2. Issue seems to be related to generic shared "host_tagset" code
whenever some kind of kernel debugging is enabled. We do not see an
immediate reason to hide this issue through disabling the
"host_tagset" feature.
John,
Issue may hit on ARM platform too using Qian's .config file with other
adapters (e.g. hisi_sas) as well. So I feel disabling “host_tagset” in
megaraid_sas driver will not help. It requires debugging from the
“Entire Shared host tag feature” perspective as scsi_scan_host()

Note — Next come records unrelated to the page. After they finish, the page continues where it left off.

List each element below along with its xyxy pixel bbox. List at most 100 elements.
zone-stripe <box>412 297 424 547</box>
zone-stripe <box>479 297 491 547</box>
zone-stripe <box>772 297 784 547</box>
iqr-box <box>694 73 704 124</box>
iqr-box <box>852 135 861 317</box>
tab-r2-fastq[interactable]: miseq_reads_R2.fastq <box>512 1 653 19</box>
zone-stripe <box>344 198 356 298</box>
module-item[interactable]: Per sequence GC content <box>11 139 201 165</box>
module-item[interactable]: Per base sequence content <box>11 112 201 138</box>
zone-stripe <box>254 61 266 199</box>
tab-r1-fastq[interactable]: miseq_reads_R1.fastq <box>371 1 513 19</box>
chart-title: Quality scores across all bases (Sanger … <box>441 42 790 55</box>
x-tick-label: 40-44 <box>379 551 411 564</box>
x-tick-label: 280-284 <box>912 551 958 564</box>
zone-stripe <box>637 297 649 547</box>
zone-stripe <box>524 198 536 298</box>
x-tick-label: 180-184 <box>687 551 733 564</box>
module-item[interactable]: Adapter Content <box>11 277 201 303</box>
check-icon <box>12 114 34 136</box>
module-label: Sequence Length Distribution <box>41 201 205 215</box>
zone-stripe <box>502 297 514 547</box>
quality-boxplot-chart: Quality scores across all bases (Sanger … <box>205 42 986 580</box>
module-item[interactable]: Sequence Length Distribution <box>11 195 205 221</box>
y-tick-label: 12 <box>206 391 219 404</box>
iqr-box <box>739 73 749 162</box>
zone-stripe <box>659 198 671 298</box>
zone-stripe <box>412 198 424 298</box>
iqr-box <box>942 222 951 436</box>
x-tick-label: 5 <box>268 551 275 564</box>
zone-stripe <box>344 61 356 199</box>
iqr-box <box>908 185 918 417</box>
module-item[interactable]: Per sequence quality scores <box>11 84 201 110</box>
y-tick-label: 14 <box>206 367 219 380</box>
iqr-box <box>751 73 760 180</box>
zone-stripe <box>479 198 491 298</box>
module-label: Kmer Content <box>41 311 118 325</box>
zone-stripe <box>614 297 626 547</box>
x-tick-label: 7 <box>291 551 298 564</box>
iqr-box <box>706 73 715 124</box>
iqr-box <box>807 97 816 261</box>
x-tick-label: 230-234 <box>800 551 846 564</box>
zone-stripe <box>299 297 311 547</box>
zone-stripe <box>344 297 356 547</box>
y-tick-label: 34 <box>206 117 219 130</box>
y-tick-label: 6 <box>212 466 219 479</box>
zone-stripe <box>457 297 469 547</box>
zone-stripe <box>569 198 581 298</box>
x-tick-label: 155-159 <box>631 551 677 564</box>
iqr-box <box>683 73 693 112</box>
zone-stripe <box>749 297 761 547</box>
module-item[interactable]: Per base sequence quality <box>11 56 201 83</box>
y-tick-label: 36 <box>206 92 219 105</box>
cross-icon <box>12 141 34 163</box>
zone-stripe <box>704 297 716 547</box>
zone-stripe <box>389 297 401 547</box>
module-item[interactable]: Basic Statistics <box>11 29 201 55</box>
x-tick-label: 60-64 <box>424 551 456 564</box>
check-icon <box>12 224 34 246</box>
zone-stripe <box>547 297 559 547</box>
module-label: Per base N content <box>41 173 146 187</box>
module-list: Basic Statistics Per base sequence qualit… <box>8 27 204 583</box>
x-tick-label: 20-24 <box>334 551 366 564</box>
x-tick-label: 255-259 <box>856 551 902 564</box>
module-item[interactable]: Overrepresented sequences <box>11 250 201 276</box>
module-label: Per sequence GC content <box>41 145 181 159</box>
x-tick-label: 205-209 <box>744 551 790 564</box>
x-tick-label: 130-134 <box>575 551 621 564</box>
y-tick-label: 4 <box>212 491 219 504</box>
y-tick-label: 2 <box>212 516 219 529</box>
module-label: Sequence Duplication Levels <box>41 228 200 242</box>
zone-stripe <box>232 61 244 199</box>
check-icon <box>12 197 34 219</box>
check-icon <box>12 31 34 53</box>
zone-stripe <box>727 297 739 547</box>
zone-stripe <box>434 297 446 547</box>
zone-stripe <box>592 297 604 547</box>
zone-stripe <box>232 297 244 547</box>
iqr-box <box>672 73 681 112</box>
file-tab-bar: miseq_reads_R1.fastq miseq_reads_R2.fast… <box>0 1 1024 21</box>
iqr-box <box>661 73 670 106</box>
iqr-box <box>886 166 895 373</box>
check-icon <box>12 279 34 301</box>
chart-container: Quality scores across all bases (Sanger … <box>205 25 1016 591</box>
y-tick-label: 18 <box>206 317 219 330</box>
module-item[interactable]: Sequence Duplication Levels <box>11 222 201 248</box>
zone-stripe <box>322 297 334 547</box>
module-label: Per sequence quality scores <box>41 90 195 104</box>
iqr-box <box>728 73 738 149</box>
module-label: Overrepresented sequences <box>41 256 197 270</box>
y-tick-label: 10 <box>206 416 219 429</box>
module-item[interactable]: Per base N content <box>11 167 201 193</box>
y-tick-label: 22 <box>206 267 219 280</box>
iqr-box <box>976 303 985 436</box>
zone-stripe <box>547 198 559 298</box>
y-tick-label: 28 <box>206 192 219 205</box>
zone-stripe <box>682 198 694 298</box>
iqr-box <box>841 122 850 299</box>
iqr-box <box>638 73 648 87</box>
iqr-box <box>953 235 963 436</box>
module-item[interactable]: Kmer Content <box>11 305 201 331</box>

waittime aggravates when "host_tagset" is enabled. Also, I am doing
parallel debugging and if I find anything useful, I will share.
Qian,
I need full dmesg logs from your setup with
megaraid_sas.host_tagset_enable=1 and
megaraid_sas.host_tagset_enable=0. Please wait for a long time. I just
want to make sure that whatever you observe is the same as mine.